Cancer is a devastating disease that touches almost everyone and finding effective treatments presents a highly complex problem, requiring extensive multidisciplinary research. Mathematical modelling can provide insight into both cancer formation and treatment. A range of techniques are developed in this thesis to investigate two promising therapies: oncolytic virotherapy, and combined oncolytic virotherapy and immunotherapy. Oncolytic virotherapy endeavours to eradicate cancer cells by exploiting the aptitude of virus-induced cell death.
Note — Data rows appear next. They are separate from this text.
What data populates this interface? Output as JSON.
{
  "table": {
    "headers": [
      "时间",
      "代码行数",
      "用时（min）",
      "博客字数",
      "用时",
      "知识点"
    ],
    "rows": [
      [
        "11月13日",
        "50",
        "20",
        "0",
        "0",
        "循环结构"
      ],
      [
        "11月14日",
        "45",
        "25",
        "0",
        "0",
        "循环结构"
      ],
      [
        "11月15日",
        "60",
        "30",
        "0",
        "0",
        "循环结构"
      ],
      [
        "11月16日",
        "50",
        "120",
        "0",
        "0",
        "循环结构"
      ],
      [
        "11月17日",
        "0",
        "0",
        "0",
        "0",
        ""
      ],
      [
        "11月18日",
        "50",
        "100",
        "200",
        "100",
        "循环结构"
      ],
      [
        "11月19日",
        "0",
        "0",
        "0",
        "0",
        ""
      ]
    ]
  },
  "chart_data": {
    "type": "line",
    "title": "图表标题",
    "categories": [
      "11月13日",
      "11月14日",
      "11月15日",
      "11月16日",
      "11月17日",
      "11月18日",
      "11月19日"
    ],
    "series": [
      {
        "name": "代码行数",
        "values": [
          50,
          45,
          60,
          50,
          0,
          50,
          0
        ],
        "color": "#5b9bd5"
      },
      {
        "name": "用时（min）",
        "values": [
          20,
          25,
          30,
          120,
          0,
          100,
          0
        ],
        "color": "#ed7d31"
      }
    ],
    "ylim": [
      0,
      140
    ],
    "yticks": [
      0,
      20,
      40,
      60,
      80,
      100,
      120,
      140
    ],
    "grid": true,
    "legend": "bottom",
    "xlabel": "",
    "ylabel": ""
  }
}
Building on this premise, combined oncolytic virotherapy and immunotherapy aims to harness and stimulate the immune system's inherent ability to recognise and destroy cancerous cells.
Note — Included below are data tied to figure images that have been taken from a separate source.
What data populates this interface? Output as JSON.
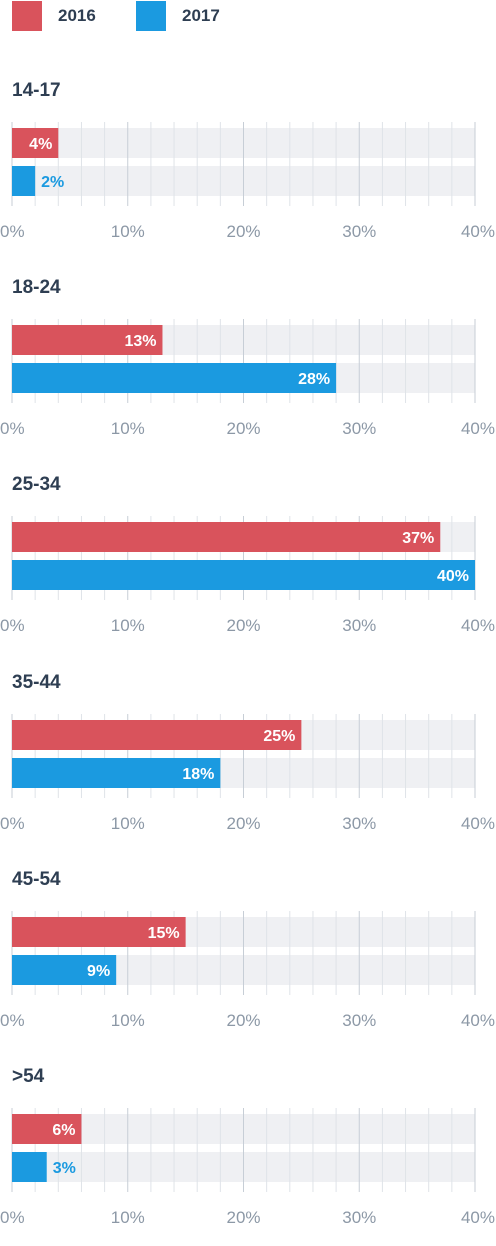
{
  "legend": [
    {
      "label": "2016",
      "color": "#d9535c"
    },
    {
      "label": "2017",
      "color": "#1b9ae0"
    }
  ],
  "chart_data": {
    "type": "bar",
    "orientation": "horizontal",
    "xlim": [
      0,
      40
    ],
    "tick_labels": [
      "0%",
      "10%",
      "20%",
      "30%",
      "40%"
    ],
    "grid": true,
    "legend_position": "top-left",
    "series": [
      {
        "name": "2016",
        "color": "#d9535c"
      },
      {
        "name": "2017",
        "color": "#1b9ae0"
      }
    ],
    "groups": [
      {
        "title": "14-17",
        "values": [
          4,
          2
        ],
        "labels": [
          "4%",
          "2%"
        ]
      },
      {
        "title": "18-24",
        "values": [
          13,
          28
        ],
        "labels": [
          "13%",
          "28%"
        ]
      },
      {
        "title": "25-34",
        "values": [
          37,
          40
        ],
        "labels": [
          "37%",
          "40%"
        ]
      },
      {
        "title": "35-44",
        "values": [
          25,
          18
        ],
        "labels": [
          "25%",
          "18%"
        ]
      },
      {
        "title": "45-54",
        "values": [
          15,
          9
        ],
        "labels": [
          "15%",
          "9%"
        ]
      },
      {
        "title": ">54",
        "values": [
          6,
          3
        ],
        "labels": [
          "6%",
          "3%"
        ]
      }
    ]
  }
}
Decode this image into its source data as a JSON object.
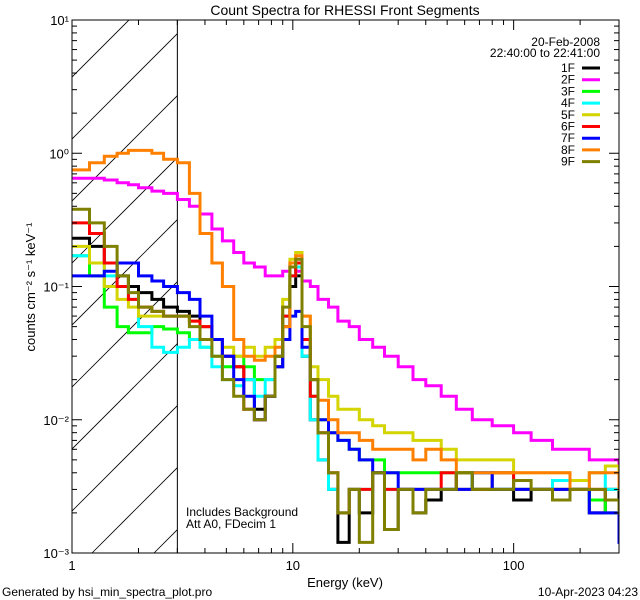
{
  "chart_data": {
    "type": "line",
    "title": "Count Spectra for RHESSI Front Segments",
    "xlabel": "Energy (keV)",
    "ylabel": "counts cm⁻² s⁻¹ keV⁻¹",
    "xscale": "log",
    "yscale": "log",
    "xlim": [
      1,
      300
    ],
    "ylim": [
      0.001,
      10
    ],
    "xticks": [
      {
        "value": 1,
        "label": "1"
      },
      {
        "value": 10,
        "label": "10"
      },
      {
        "value": 100,
        "label": "100"
      }
    ],
    "yticks": [
      {
        "value": 0.001,
        "label": "10⁻³"
      },
      {
        "value": 0.01,
        "label": "10⁻²"
      },
      {
        "value": 0.1,
        "label": "10⁻¹"
      },
      {
        "value": 1,
        "label": "10⁰"
      },
      {
        "value": 10,
        "label": "10¹"
      }
    ],
    "excluded_range": [
      1,
      3
    ],
    "legend": {
      "placement": "top-right",
      "date": "20-Feb-2008",
      "time_range": "22:40:00 to 22:41:00"
    },
    "annotations": [
      "Includes Background",
      "Att A0, FDecim 1"
    ],
    "x": [
      1.0,
      1.2,
      1.4,
      1.6,
      1.8,
      2.0,
      2.3,
      2.6,
      3.0,
      3.4,
      3.8,
      4.3,
      4.8,
      5.4,
      6.0,
      6.7,
      7.5,
      8.3,
      9.0,
      9.7,
      10.3,
      11,
      12,
      13,
      14.5,
      16,
      18,
      20,
      23,
      26,
      30,
      35,
      40,
      47,
      55,
      65,
      80,
      100,
      120,
      150,
      180,
      220,
      260,
      300
    ],
    "series": [
      {
        "name": "1F",
        "color": "#000000",
        "values": [
          0.23,
          0.2,
          0.15,
          0.12,
          0.1,
          0.09,
          0.08,
          0.07,
          0.065,
          0.06,
          0.05,
          0.04,
          0.03,
          0.025,
          0.02,
          0.012,
          0.015,
          0.025,
          0.05,
          0.1,
          0.12,
          0.03,
          0.01,
          0.005,
          0.003,
          0.0012,
          0.003,
          0.002,
          0.004,
          0.0015,
          0.003,
          0.002,
          0.0025,
          0.003,
          0.004,
          0.003,
          0.003,
          0.0025,
          0.003,
          0.0025,
          0.003,
          0.002,
          0.003,
          0.002
        ]
      },
      {
        "name": "2F",
        "color": "#ff00ff",
        "values": [
          0.65,
          0.65,
          0.63,
          0.6,
          0.58,
          0.55,
          0.52,
          0.5,
          0.45,
          0.4,
          0.35,
          0.27,
          0.22,
          0.18,
          0.15,
          0.14,
          0.12,
          0.12,
          0.13,
          0.14,
          0.13,
          0.11,
          0.1,
          0.08,
          0.07,
          0.055,
          0.05,
          0.04,
          0.035,
          0.03,
          0.025,
          0.02,
          0.018,
          0.015,
          0.012,
          0.01,
          0.009,
          0.008,
          0.007,
          0.006,
          0.006,
          0.005,
          0.005,
          0.004
        ]
      },
      {
        "name": "3F",
        "color": "#00ff00",
        "values": [
          0.17,
          0.12,
          0.07,
          0.05,
          0.045,
          0.045,
          0.05,
          0.048,
          0.045,
          0.04,
          0.035,
          0.03,
          0.025,
          0.03,
          0.025,
          0.02,
          0.02,
          0.03,
          0.06,
          0.12,
          0.15,
          0.04,
          0.015,
          0.01,
          0.008,
          0.007,
          0.006,
          0.005,
          0.005,
          0.004,
          0.004,
          0.004,
          0.004,
          0.004,
          0.004,
          0.003,
          0.004,
          0.003,
          0.003,
          0.003,
          0.003,
          0.0025,
          0.002,
          0.002
        ]
      },
      {
        "name": "4F",
        "color": "#00ffff",
        "values": [
          0.17,
          0.15,
          0.12,
          0.1,
          0.08,
          0.05,
          0.035,
          0.032,
          0.035,
          0.04,
          0.035,
          0.025,
          0.02,
          0.018,
          0.02,
          0.015,
          0.02,
          0.03,
          0.06,
          0.12,
          0.14,
          0.03,
          0.01,
          0.005,
          0.003,
          0.002,
          0.003,
          0.003,
          0.004,
          0.003,
          0.003,
          0.003,
          0.003,
          0.003,
          0.003,
          0.004,
          0.003,
          0.003,
          0.003,
          0.0035,
          0.003,
          0.004,
          0.003,
          0.003
        ]
      },
      {
        "name": "5F",
        "color": "#d4d400",
        "values": [
          0.2,
          0.15,
          0.1,
          0.08,
          0.07,
          0.06,
          0.06,
          0.06,
          0.06,
          0.055,
          0.05,
          0.04,
          0.035,
          0.03,
          0.035,
          0.03,
          0.035,
          0.04,
          0.08,
          0.16,
          0.18,
          0.06,
          0.025,
          0.02,
          0.015,
          0.012,
          0.012,
          0.01,
          0.009,
          0.008,
          0.008,
          0.007,
          0.007,
          0.006,
          0.005,
          0.005,
          0.005,
          0.004,
          0.004,
          0.004,
          0.0035,
          0.004,
          0.0045,
          0.004
        ]
      },
      {
        "name": "6F",
        "color": "#ff0000",
        "values": [
          0.3,
          0.25,
          0.15,
          0.1,
          0.08,
          0.07,
          0.065,
          0.06,
          0.06,
          0.055,
          0.05,
          0.04,
          0.03,
          0.025,
          0.012,
          0.01,
          0.015,
          0.03,
          0.06,
          0.12,
          0.15,
          0.04,
          0.015,
          0.008,
          0.004,
          0.002,
          0.003,
          0.003,
          0.004,
          0.003,
          0.003,
          0.003,
          0.003,
          0.004,
          0.003,
          0.003,
          0.004,
          0.003,
          0.003,
          0.003,
          0.003,
          0.003,
          0.0025,
          0.002
        ]
      },
      {
        "name": "7F",
        "color": "#0000ff",
        "values": [
          0.12,
          0.12,
          0.13,
          0.15,
          0.15,
          0.12,
          0.11,
          0.1,
          0.09,
          0.08,
          0.06,
          0.04,
          0.03,
          0.02,
          0.015,
          0.01,
          0.015,
          0.025,
          0.04,
          0.06,
          0.065,
          0.035,
          0.02,
          0.01,
          0.008,
          0.007,
          0.006,
          0.005,
          0.004,
          0.004,
          0.003,
          0.003,
          0.003,
          0.003,
          0.003,
          0.004,
          0.003,
          0.003,
          0.003,
          0.003,
          0.003,
          0.002,
          0.002,
          0.0012
        ]
      },
      {
        "name": "8F",
        "color": "#ff8000",
        "values": [
          0.75,
          0.85,
          0.95,
          1.0,
          1.05,
          1.05,
          1.0,
          0.9,
          0.85,
          0.5,
          0.25,
          0.15,
          0.1,
          0.04,
          0.03,
          0.028,
          0.03,
          0.035,
          0.05,
          0.15,
          0.17,
          0.06,
          0.02,
          0.014,
          0.01,
          0.008,
          0.008,
          0.007,
          0.006,
          0.006,
          0.006,
          0.005,
          0.006,
          0.005,
          0.004,
          0.004,
          0.004,
          0.004,
          0.004,
          0.004,
          0.003,
          0.004,
          0.004,
          0.003
        ]
      },
      {
        "name": "9F",
        "color": "#808000",
        "values": [
          0.38,
          0.3,
          0.2,
          0.12,
          0.09,
          0.07,
          0.065,
          0.06,
          0.06,
          0.05,
          0.04,
          0.03,
          0.02,
          0.015,
          0.012,
          0.01,
          0.015,
          0.03,
          0.07,
          0.14,
          0.16,
          0.05,
          0.02,
          0.008,
          0.004,
          0.002,
          0.003,
          0.0012,
          0.004,
          0.0015,
          0.003,
          0.002,
          0.003,
          0.003,
          0.004,
          0.003,
          0.003,
          0.0035,
          0.003,
          0.0025,
          0.003,
          0.003,
          0.0025,
          0.002
        ]
      }
    ]
  },
  "footer": {
    "generator": "Generated by hsi_min_spectra_plot.pro",
    "timestamp": "10-Apr-2023 04:23"
  }
}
Using deterministic and agent-based mathematical modelling, perturbations of treatment characteristics are investigated and optimal treatment protocols are suggested. An integro differential equation with distributed parameters is developed to characterise the function of the E1B genes in an oncolytic adenovirus. Subsequently, by using a bifurcation analysis of a coupled-system of ordinary differential equations for oncolytic virotherapy, regions of bistability are discovered, where increased injections can result in either tumour eradication or tumour stabilisation. Through an extensive hierarchical optimisation to multiple data sets, drawn from in vitro and in vivo modelling, gel-release of a combined oncolytic virotherapy and immunotherapy treatment is optimised. Additionally, using an agent-based modelling approach, delayed-infection of an intratumourally administered virus is shown to be able to reduce tumour burden.
This thesis develops new mathematical models that can be applied to a range of cancer therapies and suggests engineered treatment designs that can significantly advance current therapies and improve treatments.